Il défendit les principes du matérialisme philosophique, de la théorie matérialiste de la connaissance. Ses articles, où, fort des données de la physiologie, il réfutait les arguments de l’agnosticisme et développait la théorie matérialiste du reflet, n’ont perdu, jusqu’à nos jours, ni leur actualité ni leur intérêt.
Cependant, ses conceptions philosophiques étaient sensiblement en retard sur celles de son maître Tchernychevski. Le matérialisme de celui-ci était étroitement lié à la politique, à la lutte démocratique révolutionnaire pour la transformation de la société ; ses œuvres étaient pénétrées de l’esprit de la lutte de classe. Antonovitch, au contraire, portait principalement son attention sur les sciences naturelles, sur l’instruction.
Plus tard, il abandonna complètement la politique et se voua tout entier à la propagande des connaissances scientifiques. Tout en comportant des éléments de dialectique, le matérialisme d’Antonovitch est resté contemplatif, métaphysique.
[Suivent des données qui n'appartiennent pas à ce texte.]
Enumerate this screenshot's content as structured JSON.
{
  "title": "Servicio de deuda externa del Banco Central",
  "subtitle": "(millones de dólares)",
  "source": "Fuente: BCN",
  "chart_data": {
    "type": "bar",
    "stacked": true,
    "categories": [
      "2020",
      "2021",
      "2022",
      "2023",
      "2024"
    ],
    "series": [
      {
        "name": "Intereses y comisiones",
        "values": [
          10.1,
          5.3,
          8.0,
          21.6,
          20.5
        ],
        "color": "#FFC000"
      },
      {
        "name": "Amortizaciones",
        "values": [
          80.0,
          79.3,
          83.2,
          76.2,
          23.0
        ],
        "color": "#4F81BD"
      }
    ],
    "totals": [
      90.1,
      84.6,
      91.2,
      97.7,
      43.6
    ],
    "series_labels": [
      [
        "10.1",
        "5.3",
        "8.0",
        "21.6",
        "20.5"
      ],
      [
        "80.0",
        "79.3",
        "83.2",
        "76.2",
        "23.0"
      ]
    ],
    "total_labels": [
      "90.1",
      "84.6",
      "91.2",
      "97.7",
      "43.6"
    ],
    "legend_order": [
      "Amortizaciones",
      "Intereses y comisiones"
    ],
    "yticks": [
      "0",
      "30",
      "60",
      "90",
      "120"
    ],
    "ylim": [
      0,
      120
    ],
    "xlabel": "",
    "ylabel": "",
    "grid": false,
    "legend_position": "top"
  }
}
Antonovitch, critique littéraire, exigeait de l’art qu’il reflète la réalité et serve les intérêts de la société. Dans son article « L’Asmodée de notre siècle » il défend les positions révolutionnaires démocratiques contre les calomnies du camp des libéraux. Il propage et défend la théorie esthétique de Tchernychevski. Mais ses conceptions philosophiques générales étant limitées, certaines de ses thèses entraient en contradiction avec l’esprit militant de la théorie esthétique de Tchernychevski.
Absorbé, les dernières années de sa vie, par les sciences naturelles, il fonda son propre laboratoire de chimie, étudia passionnément la géologie. Il fit des recherches personnelles et des découvertes dans ce dernier domaine. Les « Œuvres philosophiques choisies » de M. Antonovitch ont paru en U.R.S.S. en 1945.